Evaluating employees based on their own past performance can keep ​​unhealthy competition and resentment from growing within your team and ensure that all your employees find your reviews fair — regardless of whether they work an in-office, at home, or on a hybrid schedule.

That said, when reviewing a remote employee, be sure to only include factors that the individual can control. “For example, glitchy Internet might be something that's worth addressing with an employee at some point, but shouldn't count against them in a review since the quality of the Internet in their area may not be something they can control,” noted the LifeLabs Learning team. “Similarly, someone who is able to come into the office when coming in is optional shouldn't be rewarded more than an employee who may not be able to come in because of health or family circumstances.” 

To avoid the untrue, inaccurate bias that in-office work is somehow better, instruct managers to reflect on the feedback they’re going to be sharing with their team members and make sure it’s something employees actually have the power to improve, rather than factors they have no control over. 
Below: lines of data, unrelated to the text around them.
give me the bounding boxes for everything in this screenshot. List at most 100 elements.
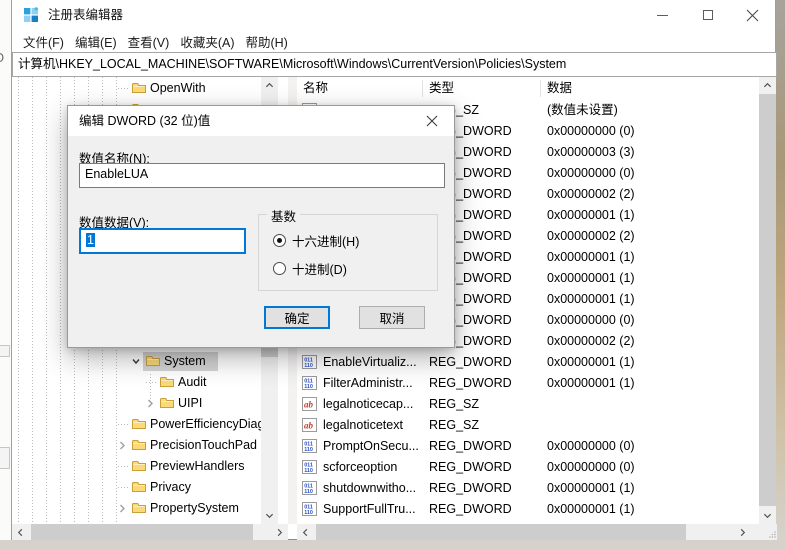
list-horizontal-scrollbar[interactable] <box>297 524 768 540</box>
value-type: REG_DWORD <box>429 499 512 520</box>
menu-view[interactable]: 查看(V) <box>128 32 170 51</box>
tree-item-privacy[interactable]: Privacy <box>12 477 278 498</box>
value-row-legalnoticetext[interactable]: ablegalnoticetextREG_SZ <box>297 415 759 436</box>
close-button[interactable] <box>730 0 775 30</box>
reg-dword-icon: 011 110 <box>302 460 318 474</box>
value-data: 0x00000001 (1) <box>547 289 635 310</box>
value-name: EnableVirtualiz... <box>323 352 423 373</box>
value-row-scforceoption[interactable]: 011 110scforceoptionREG_DWORD0x00000000 … <box>297 457 759 478</box>
menu-edit[interactable]: 编辑(E) <box>75 32 117 51</box>
tree-item-openwith[interactable]: OpenWith <box>12 78 278 99</box>
window-title: 注册表编辑器 <box>48 0 123 30</box>
folder-icon <box>132 418 146 430</box>
list-hscrollbar-thumb[interactable] <box>316 524 686 540</box>
scroll-up-icon[interactable] <box>261 77 278 94</box>
tree-item-precisiontouchpad[interactable]: PrecisionTouchPad <box>12 435 278 456</box>
svg-text:110: 110 <box>304 468 313 474</box>
value-row-promptonsecu[interactable]: 011 110PromptOnSecu...REG_DWORD0x0000000… <box>297 436 759 457</box>
reg-sz-icon: ab <box>302 397 318 411</box>
value-row-legalnoticecap[interactable]: ablegalnoticecap...REG_SZ <box>297 394 759 415</box>
scroll-right-icon[interactable] <box>271 524 288 540</box>
value-type: REG_DWORD <box>429 457 512 478</box>
resize-grip[interactable] <box>768 524 777 540</box>
value-data: 0x00000002 (2) <box>547 226 635 247</box>
svg-text:ab: ab <box>304 400 314 410</box>
value-data: 0x00000000 (0) <box>547 163 635 184</box>
list-header: 名称 类型 数据 <box>297 77 759 100</box>
scroll-up-icon[interactable] <box>759 77 776 94</box>
maximize-button[interactable] <box>685 0 730 30</box>
list-vertical-scrollbar[interactable] <box>759 77 776 524</box>
list-scrollbar-thumb[interactable] <box>759 94 776 506</box>
minimize-button[interactable] <box>640 0 685 30</box>
reg-sz-icon: ab <box>302 418 318 432</box>
value-data: 0x00000001 (1) <box>547 268 635 289</box>
svg-text:110: 110 <box>304 384 313 390</box>
value-row-enablevirtualiz[interactable]: 011 110EnableVirtualiz...REG_DWORD0x0000… <box>297 352 759 373</box>
menu-help[interactable]: 帮助(H) <box>245 32 287 51</box>
value-row-filteradministr[interactable]: 011 110FilterAdministr...REG_DWORD0x0000… <box>297 373 759 394</box>
value-name: scforceoption <box>323 457 423 478</box>
column-separator[interactable] <box>422 80 423 97</box>
menu-file[interactable]: 文件(F) <box>23 32 64 51</box>
tree-item-propertysystem[interactable]: PropertySystem <box>12 498 278 519</box>
tree-item-uipi[interactable]: UIPI <box>12 393 278 414</box>
value-type: REG_DWORD <box>429 436 512 457</box>
column-separator[interactable] <box>540 80 541 97</box>
address-bar[interactable]: 计算机\HKEY_LOCAL_MACHINE\SOFTWARE\Microsof… <box>12 52 777 77</box>
value-data: 0x00000001 (1) <box>547 352 635 373</box>
menu-bar: 文件(F) 编辑(E) 查看(V) 收藏夹(A) 帮助(H) <box>12 30 775 52</box>
menu-favorites[interactable]: 收藏夹(A) <box>180 32 234 51</box>
cancel-button[interactable]: 取消 <box>359 306 425 329</box>
svg-text:110: 110 <box>304 447 313 453</box>
value-row-shutdownwitho[interactable]: 011 110shutdownwitho...REG_DWORD0x000000… <box>297 478 759 499</box>
scroll-left-icon[interactable] <box>297 524 314 540</box>
dialog-close-button[interactable] <box>409 106 454 136</box>
value-data: 0x00000001 (1) <box>547 247 635 268</box>
tree-hscrollbar-thumb[interactable] <box>31 524 253 540</box>
ok-button[interactable]: 确定 <box>264 306 330 329</box>
value-data: (数值未设置) <box>547 100 618 121</box>
reg-dword-icon: 011 110 <box>302 481 318 495</box>
chevron-right-icon[interactable] <box>116 502 128 514</box>
column-header-type[interactable]: 类型 <box>429 77 454 99</box>
value-data-input[interactable]: 1 <box>79 228 246 254</box>
value-data: 0x00000002 (2) <box>547 184 635 205</box>
tree-item-label: OpenWith <box>150 78 206 99</box>
tree-item-label: PropertySystem <box>150 498 239 519</box>
svg-text:ab: ab <box>304 421 314 431</box>
reg-dword-icon: 011 110 <box>302 502 318 516</box>
scroll-left-icon[interactable] <box>12 524 29 540</box>
dialog-title-bar: 编辑 DWORD (32 位)值 <box>68 106 454 136</box>
selected-text: 1 <box>86 233 95 247</box>
tree-connector <box>118 424 130 425</box>
reg-dword-icon: 011 110 <box>302 376 318 390</box>
tree-item-previewhandlers[interactable]: PreviewHandlers <box>12 456 278 477</box>
column-header-name[interactable]: 名称 <box>303 77 328 99</box>
tree-item-powerefficiencydiagno[interactable]: PowerEfficiencyDiagno <box>12 414 278 435</box>
radio-decimal[interactable]: 十进制(D) <box>273 261 347 275</box>
radio-hexadecimal[interactable]: 十六进制(H) <box>273 233 359 247</box>
tree-horizontal-scrollbar[interactable] <box>12 524 288 540</box>
scroll-down-icon[interactable] <box>261 507 278 524</box>
svg-text:110: 110 <box>304 363 313 369</box>
tree-item-label: System <box>164 351 206 372</box>
chevron-right-icon[interactable] <box>116 439 128 451</box>
value-name-input[interactable]: EnableLUA <box>79 163 445 188</box>
folder-icon <box>146 355 160 367</box>
edit-dword-dialog: 编辑 DWORD (32 位)值 数值名称(N): EnableLUA 数值数据… <box>67 105 455 348</box>
scroll-down-icon[interactable] <box>759 507 776 524</box>
tree-item-system[interactable]: System <box>12 351 278 372</box>
scroll-right-icon[interactable] <box>734 524 751 540</box>
chevron-right-icon[interactable] <box>144 397 156 409</box>
value-row-supportfulltru[interactable]: 011 110SupportFullTru...REG_DWORD0x00000… <box>297 499 759 520</box>
tree-item-label: PreviewHandlers <box>150 456 244 477</box>
background-window-fragment: O <box>0 50 4 65</box>
reg-dword-icon: 011 110 <box>302 439 318 453</box>
column-header-data[interactable]: 数据 <box>547 77 572 99</box>
tree-item-audit[interactable]: Audit <box>12 372 278 393</box>
base-group-label: 基数 <box>267 206 300 225</box>
background-window-fragment-box <box>0 345 10 357</box>
tree-item-label: UIPI <box>178 393 202 414</box>
chevron-down-icon[interactable] <box>130 355 142 367</box>
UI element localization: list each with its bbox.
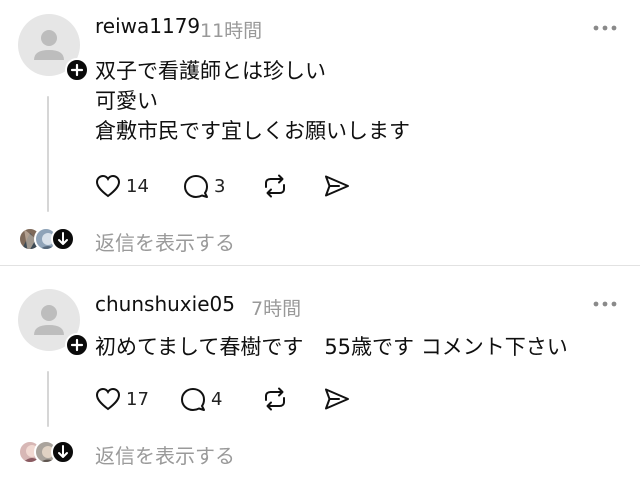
thread-line xyxy=(47,96,49,212)
more-horizontal-icon[interactable] xyxy=(592,299,618,309)
avatar[interactable] xyxy=(18,289,89,357)
like-count: 17 xyxy=(126,388,149,410)
arrow-down-icon xyxy=(58,232,68,245)
arrow-down-icon xyxy=(58,445,68,458)
post-2: chunshuxie05 7時間 初めてまして春樹です 55歳です コメント下さ… xyxy=(0,277,640,482)
post-text-line: 倉敷市民です宜しくお願いします xyxy=(95,119,410,143)
reply-button[interactable]: 4 xyxy=(179,384,222,414)
share-button[interactable] xyxy=(322,171,352,201)
repost-button[interactable] xyxy=(260,384,290,414)
repost-icon xyxy=(265,387,285,411)
reply-button[interactable]: 3 xyxy=(182,171,225,201)
reply-count: 3 xyxy=(214,175,226,197)
more-horizontal-icon[interactable] xyxy=(592,23,618,33)
thread-line xyxy=(47,371,49,427)
share-button[interactable] xyxy=(322,384,352,414)
timestamp: 7時間 xyxy=(251,298,302,320)
expand-replies-button[interactable] xyxy=(51,227,75,251)
repost-icon xyxy=(265,174,285,198)
reply-avatars[interactable] xyxy=(18,227,78,253)
plus-icon xyxy=(70,63,84,77)
post-text-line: 可愛い xyxy=(95,89,158,113)
like-count: 14 xyxy=(126,175,149,197)
follow-button[interactable] xyxy=(65,333,89,357)
comment-icon xyxy=(181,388,205,411)
username[interactable]: chunshuxie05 xyxy=(95,292,235,316)
like-button[interactable]: 14 xyxy=(94,171,149,201)
heart-icon xyxy=(95,387,121,411)
avatar[interactable] xyxy=(18,14,89,82)
show-replies-link[interactable]: 返信を表示する xyxy=(95,227,235,256)
post-1: reiwa1179 11時間 双子で看護師とは珍しい 可愛い 倉敷市民です宜しく… xyxy=(0,0,640,265)
send-icon xyxy=(325,175,349,197)
show-replies-link[interactable]: 返信を表示する xyxy=(95,440,235,469)
timestamp: 11時間 xyxy=(200,20,263,42)
plus-icon xyxy=(70,338,84,352)
follow-button[interactable] xyxy=(65,58,89,82)
send-icon xyxy=(325,388,349,410)
heart-icon xyxy=(95,174,121,198)
reply-count: 4 xyxy=(211,388,223,410)
reply-avatars[interactable] xyxy=(18,440,78,466)
repost-button[interactable] xyxy=(260,171,290,201)
divider xyxy=(0,265,640,266)
post-text-line: 初めてまして春樹です 55歳です コメント下さい xyxy=(95,335,568,359)
comment-icon xyxy=(184,175,208,198)
expand-replies-button[interactable] xyxy=(51,440,75,464)
post-text-line: 双子で看護師とは珍しい xyxy=(95,59,326,83)
username[interactable]: reiwa1179 xyxy=(95,14,200,38)
like-button[interactable]: 17 xyxy=(94,384,149,414)
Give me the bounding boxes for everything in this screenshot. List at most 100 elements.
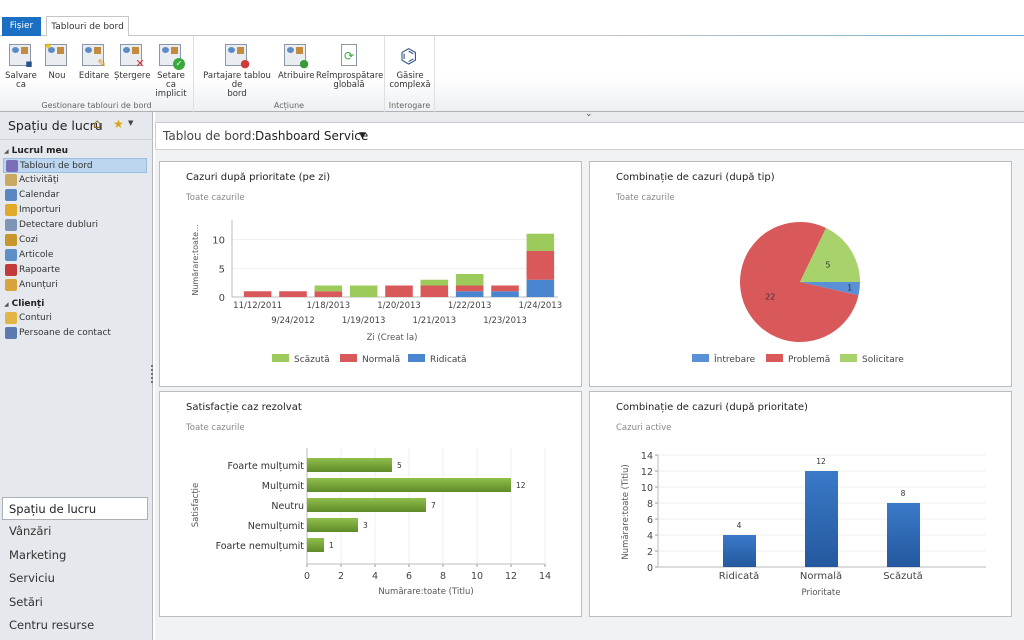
x-tick-label: 1/23/2013 [483,316,527,326]
area-workspace[interactable]: Spațiu de lucru [2,497,148,521]
legend-swatch [272,354,289,362]
set-default-button[interactable]: ✓ Setare ca implicit [152,40,190,99]
nav-item-label: Activități [19,175,59,185]
advanced-find-icon: ⌬ [400,44,418,68]
x-tick-label: 1/24/2013 [519,301,563,311]
advanced-find-button[interactable]: ⌬ Găsire complexă [387,40,433,90]
tab-dashboards[interactable]: Tablouri de bord [46,16,129,37]
favorites-icon[interactable]: ★ [113,117,124,131]
y-tick-label: 12 [641,467,653,478]
nav-item[interactable]: Tablouri de bord [3,158,147,173]
x-tick-label: 10 [471,571,483,582]
data-label: 5 [825,260,830,269]
dashboard-selector[interactable]: Dashboard Service [255,129,368,143]
x-axis-title: Zi (Creat la) [367,333,418,343]
advanced-find-label-2: complexă [389,80,431,90]
nav-item-icon [5,327,17,339]
assign-icon: ● [283,43,309,70]
ribbon-group-query-label: Interogare [388,101,431,110]
bar [307,518,358,532]
y-tick-label: Foarte nemulțumit [216,541,305,552]
nav-item-label: Articole [19,250,54,260]
legend-label: Întrebare [713,353,756,365]
new-button[interactable]: ✦ Nou [42,40,72,81]
bar [307,478,511,492]
nav-item[interactable]: Activități [3,173,147,188]
bar-segment [455,285,484,292]
nav-item[interactable]: Articole [3,248,147,263]
y-tick-label: 10 [212,236,225,247]
nav-item-label: Conturi [19,313,52,323]
x-tick-label: 9/24/2012 [271,316,315,326]
new-label: Nou [48,71,66,81]
ribbon-tab-bar: Fișier Tablouri de bord [0,0,1024,37]
nav-item-label: Detectare dubluri [19,220,98,230]
data-label: 8 [901,489,906,498]
caret-down-icon[interactable]: ▼ [359,131,366,141]
ribbon-group-action-label: Acțiune [273,101,305,110]
area-resource-center[interactable]: Centru resurse [0,614,153,637]
nav-item[interactable]: Cozi [3,233,147,248]
save-as-button[interactable]: ▪ Salvare ca [2,40,40,90]
area-settings[interactable]: Setări [0,591,153,614]
area-marketing[interactable]: Marketing [0,544,153,567]
nav-item-icon [5,312,17,324]
assign-button[interactable]: ● Atribuire [278,40,315,81]
ribbon-group-query: ⌬ Găsire complexă Interogare [385,36,435,112]
data-label: 1 [847,284,852,293]
x-tick-label: 1/18/2013 [307,301,351,311]
ribbon-group-manage-label: Gestionare tablouri de bord [41,101,152,110]
x-tick-label: 8 [440,571,446,582]
nav-item[interactable]: Anunțuri [3,278,147,293]
dashboard-header: Tablou de bord: Dashboard Service ▼ [155,123,1024,150]
edit-icon: ✎ [81,43,107,70]
nav-group-customers[interactable]: ◢ Clienți [4,299,44,309]
new-icon: ✦ [43,41,70,69]
area-sales[interactable]: Vânzări [0,520,153,543]
nav-item-label: Rapoarte [19,265,61,275]
chart-panel-satisfaction: Satisfacție caz rezolvat Toate cazurile … [159,391,582,617]
legend-swatch [766,354,783,362]
home-icon[interactable]: ⌂ [93,117,101,132]
area-switcher: Spațiu de lucru Vânzări Marketing Servic… [0,497,153,637]
bar [307,498,426,512]
stacked-bar-chart: 0 5 10 11/12/2011 9/24/2012 1/18/2013 1/19/201… [191,220,563,365]
bar [723,535,756,567]
save-as-label-2: ca [16,80,26,90]
nav-item[interactable]: Conturi [3,311,147,326]
global-refresh-button[interactable]: ⟳ Reîmprospătare globală [316,40,383,90]
x-tick-label: 0 [304,571,310,582]
nav-item-icon [5,249,17,261]
ribbon-group-manage: ▪ Salvare ca ✦ Nou ✎ Editare ✕ Ștergere … [0,36,194,112]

With companies continuing to have employees work remotely — and many firms planning to maintain at least some hybrid component into the foreseeable future — it’s important to invest in building an exceptional employee experience for every worker, and performance reviews are a great place to start. Creating fair and just performance reviews helps ensure that all employees have an equal opportunity to earn promotions and raises based on their skills and contributions, not the amount of face-time they’re able to have with management. 

After all, for a company to reach and surpass its goals, it needs to set up all of its employees for success, and make sure that they feel valued and appreciated in the process. That’s why building fair performance reviews is a powerful step in creating a more equitable and engaging workplace for hybrid employees.